Ohm’s law quantifies the relationship between amperage, voltage, and resistance in any given circuit. It provides a means to calculate any one of these parameters from the values of the other two. Ohm’s law is easiest applied through the use of a circle diagram like the one shown like the one shown in the "magic circle" illustration.

These diagrams are used by placing your finger over the parameter you are trying to calculate, then reading the remainder of the diagram to identify the calculation you need to perform. For example, if you need to work out the amperage flowing in the circuit, block off the A, and your calculation is V ÷ R, or voltage divided by resistance. For a 12-volt automotive circuit with 20 ohms of resistance, your calculation is 12 ÷ 20, to arrive at 0.6 amps.

AS-71: Resistance: The technician can demonstrate an understanding of the relationship of resistance to heat, voltage drop, and circuit parameters.

The electrical resistance of a component is the component’s opposition to the flow of electrical current. Any resistance in a circuit creates a voltage drop across the resistive component, be it a resistor, a bulb, an electric motor, or merely a wire. The amount of voltage drop is proportional to the amount of resistance. Resistors work by dissipating energy in the form of heat; therefore, for a given amount of current flowing in a circuit, the higher the resistance of a component, the more heat it will produce.

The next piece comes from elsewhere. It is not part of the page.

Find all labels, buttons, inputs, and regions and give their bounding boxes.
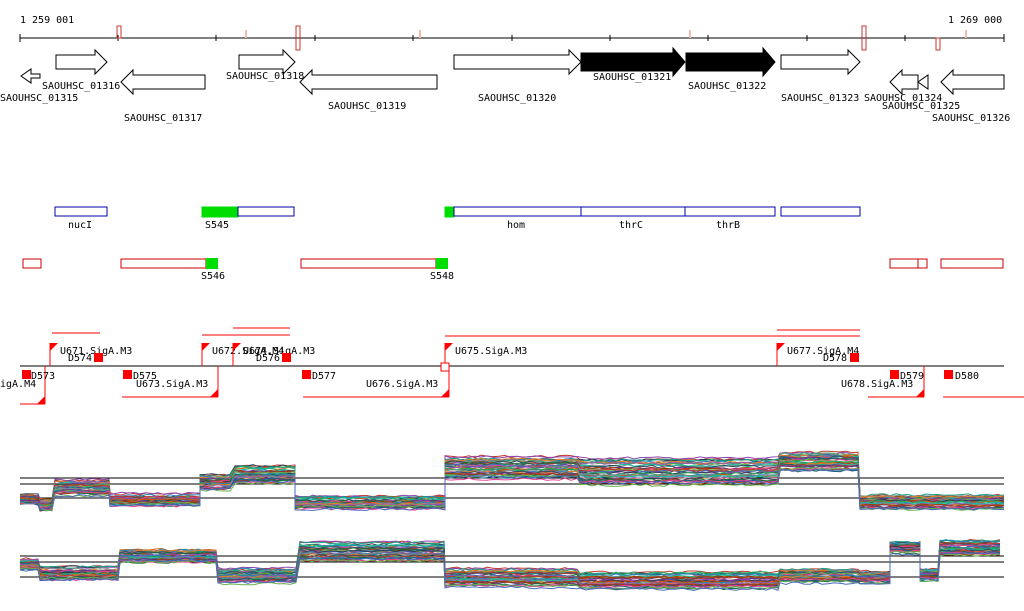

Let’s look at an example using a rear window defogger. The defogger elements form a resistor in the circuit. In this case, heat is produced by the resistor grid to defog the window. The resistance of each grid line creates a steady voltage drop across the length of the grid line. Current flowing through the grid line then creates heat. Broken grid lines cannot conduct current flow, so there is no voltage drop, nor heat generated in that grid line. Battery voltage (12 volts) is applied across the element when you switch on the defogger. If you were to measure the voltage at the center of one of the grid lines in the element, you should expect to see a voltage of approximately 6 volts. If the grid is burned open on the ground side, then the voltage would read about 12 volts, since there cannot be a voltage drop if there is no current flow. If the grid was burned open on the power side, the voltage would be near 0 volts because the current flow cannot get past the open circuit to the middle of the grid line. Moving the voltmeter toward the side with the break can pinpoint the exact location of the broken grid line so that repairs can be made.